Now TrapezoidMapTriFinder does some once-only initialisation of a search structure to make lookups fast. Once one has been created and initialised, it makes sense to reuse it if more than one interpolator is used. Hence my preference here is to allow a particular TriFinder to be specified in an interpolator constructor if desired, but by default each interpolator will call triangulation.get_tri_finder() to retrieve and reuse the triangulation's default TriFinder. Initially a Triangulation will not have a TriFinder defined but it will be created when it is first requested. This approach means that most users can completely ignore TriFinders and just deal with the required interpolators - a single TriFinder will be created behind the scenes and reused for speed. QUESTION 2: Is this Triangulation-TriFinder arrangement OK? They will have circular references to each other, but I think this is acceptable given that it makes the standard usage so easy.

@GBillotey

QUESTION 2:

I maybe wong but I make the following suggestion:

While it is clear that a TriFinder needs a reference to a Triangulation instance, why would Triangulation need to hold a reference to the full TriFinder ?
In a weaker way it could store the once-only computed data structure (I dont't know the algo in details, but it could store for instance a tree of triangle indexes). When computed once, this data structure would be reused by any Trifinder pointing to this specific Triangulation (but without explicit cross-references).
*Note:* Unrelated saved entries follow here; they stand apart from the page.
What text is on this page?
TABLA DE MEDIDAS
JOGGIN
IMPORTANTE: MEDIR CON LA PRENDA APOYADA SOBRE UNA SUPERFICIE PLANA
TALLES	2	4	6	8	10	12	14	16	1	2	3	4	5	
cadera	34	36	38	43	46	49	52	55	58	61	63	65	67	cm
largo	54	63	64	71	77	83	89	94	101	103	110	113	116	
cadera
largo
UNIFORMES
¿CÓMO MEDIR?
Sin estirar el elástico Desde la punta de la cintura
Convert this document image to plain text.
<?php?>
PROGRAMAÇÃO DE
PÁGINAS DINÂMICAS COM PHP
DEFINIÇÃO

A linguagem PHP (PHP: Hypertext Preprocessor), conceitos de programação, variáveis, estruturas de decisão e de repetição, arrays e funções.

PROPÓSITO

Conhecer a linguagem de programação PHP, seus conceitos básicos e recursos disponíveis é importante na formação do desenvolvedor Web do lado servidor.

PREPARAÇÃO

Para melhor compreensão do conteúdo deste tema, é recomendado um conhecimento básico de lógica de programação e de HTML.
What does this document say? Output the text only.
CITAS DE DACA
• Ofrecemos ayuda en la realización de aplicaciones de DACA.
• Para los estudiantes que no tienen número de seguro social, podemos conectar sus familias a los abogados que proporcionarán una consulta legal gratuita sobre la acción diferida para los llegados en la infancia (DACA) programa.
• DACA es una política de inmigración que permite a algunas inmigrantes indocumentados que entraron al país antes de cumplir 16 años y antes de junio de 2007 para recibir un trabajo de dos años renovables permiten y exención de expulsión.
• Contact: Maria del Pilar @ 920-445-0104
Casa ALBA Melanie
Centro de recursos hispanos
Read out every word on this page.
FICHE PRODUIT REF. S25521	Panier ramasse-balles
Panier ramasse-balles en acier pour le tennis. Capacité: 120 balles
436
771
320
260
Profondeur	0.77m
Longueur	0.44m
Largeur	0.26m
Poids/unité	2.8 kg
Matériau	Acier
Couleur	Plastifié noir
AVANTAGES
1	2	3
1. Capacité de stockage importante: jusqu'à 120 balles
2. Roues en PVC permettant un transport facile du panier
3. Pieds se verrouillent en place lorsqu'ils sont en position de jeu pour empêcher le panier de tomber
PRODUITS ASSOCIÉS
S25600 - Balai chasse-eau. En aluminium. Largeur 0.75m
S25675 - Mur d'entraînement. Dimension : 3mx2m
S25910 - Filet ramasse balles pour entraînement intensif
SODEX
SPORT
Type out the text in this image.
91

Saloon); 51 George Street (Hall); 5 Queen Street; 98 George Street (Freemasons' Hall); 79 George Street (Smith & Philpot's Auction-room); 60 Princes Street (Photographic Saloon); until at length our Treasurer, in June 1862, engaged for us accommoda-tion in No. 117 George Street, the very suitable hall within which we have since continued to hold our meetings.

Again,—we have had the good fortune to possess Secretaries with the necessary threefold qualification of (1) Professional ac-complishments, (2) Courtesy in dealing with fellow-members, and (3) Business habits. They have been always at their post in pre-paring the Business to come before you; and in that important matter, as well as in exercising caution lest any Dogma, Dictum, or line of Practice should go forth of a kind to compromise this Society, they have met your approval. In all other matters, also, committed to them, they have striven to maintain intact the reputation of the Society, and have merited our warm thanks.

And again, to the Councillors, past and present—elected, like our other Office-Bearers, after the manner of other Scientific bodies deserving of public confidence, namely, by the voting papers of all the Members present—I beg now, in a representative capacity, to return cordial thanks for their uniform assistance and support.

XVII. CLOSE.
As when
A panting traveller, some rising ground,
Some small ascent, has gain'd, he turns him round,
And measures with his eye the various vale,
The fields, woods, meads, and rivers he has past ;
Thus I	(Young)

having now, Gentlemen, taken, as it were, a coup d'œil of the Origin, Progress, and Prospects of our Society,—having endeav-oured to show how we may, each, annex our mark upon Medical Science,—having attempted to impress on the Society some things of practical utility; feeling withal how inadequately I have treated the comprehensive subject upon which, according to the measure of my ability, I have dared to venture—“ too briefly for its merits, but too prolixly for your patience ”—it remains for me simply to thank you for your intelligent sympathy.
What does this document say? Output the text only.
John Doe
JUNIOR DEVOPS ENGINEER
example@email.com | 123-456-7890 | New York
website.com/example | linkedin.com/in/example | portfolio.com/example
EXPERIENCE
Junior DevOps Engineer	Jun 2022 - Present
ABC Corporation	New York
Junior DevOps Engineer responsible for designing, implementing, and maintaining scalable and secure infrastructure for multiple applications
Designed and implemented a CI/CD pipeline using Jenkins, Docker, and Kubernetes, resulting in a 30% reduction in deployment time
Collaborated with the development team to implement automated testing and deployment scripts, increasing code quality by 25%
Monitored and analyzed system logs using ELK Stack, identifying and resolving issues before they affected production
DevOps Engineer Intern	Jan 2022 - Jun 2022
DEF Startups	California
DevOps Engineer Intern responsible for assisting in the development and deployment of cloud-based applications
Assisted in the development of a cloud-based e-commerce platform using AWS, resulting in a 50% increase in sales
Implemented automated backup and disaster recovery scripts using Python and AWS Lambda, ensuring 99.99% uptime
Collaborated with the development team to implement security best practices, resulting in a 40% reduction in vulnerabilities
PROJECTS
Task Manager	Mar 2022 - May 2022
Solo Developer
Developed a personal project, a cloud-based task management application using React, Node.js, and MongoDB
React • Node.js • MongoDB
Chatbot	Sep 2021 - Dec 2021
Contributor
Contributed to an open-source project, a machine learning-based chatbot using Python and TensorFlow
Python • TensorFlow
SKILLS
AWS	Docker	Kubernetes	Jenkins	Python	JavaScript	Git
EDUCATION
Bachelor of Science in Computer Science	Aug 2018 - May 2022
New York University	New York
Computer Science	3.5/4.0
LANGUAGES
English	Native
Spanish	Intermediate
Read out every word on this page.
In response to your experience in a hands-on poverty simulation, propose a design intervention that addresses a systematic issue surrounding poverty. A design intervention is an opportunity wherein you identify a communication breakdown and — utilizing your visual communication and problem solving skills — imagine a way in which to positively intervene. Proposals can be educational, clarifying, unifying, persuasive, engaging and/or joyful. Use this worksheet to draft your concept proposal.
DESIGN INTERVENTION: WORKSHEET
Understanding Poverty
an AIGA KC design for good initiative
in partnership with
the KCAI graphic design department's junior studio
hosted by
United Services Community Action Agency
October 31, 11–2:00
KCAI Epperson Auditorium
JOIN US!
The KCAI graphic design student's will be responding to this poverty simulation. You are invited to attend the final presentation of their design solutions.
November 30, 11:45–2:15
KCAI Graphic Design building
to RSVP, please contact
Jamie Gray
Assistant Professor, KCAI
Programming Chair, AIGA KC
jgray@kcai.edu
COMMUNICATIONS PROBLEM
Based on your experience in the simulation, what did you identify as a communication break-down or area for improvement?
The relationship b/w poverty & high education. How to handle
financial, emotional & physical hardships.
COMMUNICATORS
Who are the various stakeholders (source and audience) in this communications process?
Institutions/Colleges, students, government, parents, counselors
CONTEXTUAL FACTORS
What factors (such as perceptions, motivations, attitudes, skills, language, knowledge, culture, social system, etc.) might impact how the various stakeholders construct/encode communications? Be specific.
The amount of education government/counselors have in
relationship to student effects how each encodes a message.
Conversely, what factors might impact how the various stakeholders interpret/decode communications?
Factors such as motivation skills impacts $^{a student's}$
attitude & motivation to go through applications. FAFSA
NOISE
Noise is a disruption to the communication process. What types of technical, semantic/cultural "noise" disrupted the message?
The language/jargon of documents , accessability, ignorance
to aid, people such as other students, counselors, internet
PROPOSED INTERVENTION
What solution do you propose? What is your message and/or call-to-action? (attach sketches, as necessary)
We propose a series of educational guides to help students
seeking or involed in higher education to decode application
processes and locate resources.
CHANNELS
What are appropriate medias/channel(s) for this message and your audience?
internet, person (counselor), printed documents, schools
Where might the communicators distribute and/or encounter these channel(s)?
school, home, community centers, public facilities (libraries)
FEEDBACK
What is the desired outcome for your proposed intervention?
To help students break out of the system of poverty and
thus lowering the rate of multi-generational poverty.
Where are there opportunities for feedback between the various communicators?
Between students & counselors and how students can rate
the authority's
So the data structure would be more or less like this:
TriInterpolator -> TriFinder -> Triangulation -> once-only computed data

Also, not for the standard user but a close() or finalise() method of TriInterpolator could do the cleanup of Triangulation object or explicitely remove the cross-reference.
That way an 'advanced user' could decide that he will not need the Triangulation additionnal data structure any more.

@ianthomas23
Collaborator

@GBillotey: sure, we could do it your suggested way, but I think the simple implementation with the circular references is OK. Python's garbage collector can deal with circular references in simple cases like this, and we have the option of using the weakref module if we want to be explicit.

I suppose that rather than asking if the implementation was acceptable I was really asking if the use of circular references was considered by others to be bad design, in case we had an unwritten policy on such things.

@pelson
Collaborator

I suppose that rather than asking if the implementation was acceptable I was really asking if the use of circular references was considered by others to be bad design, in case we had an unwritten policy on such things.

Personally: yes. But matplotlib uses circular references all over the place (did you know an Artist holds the axes it may [or may not] belong too...), so if it makes implementation easier, go for it!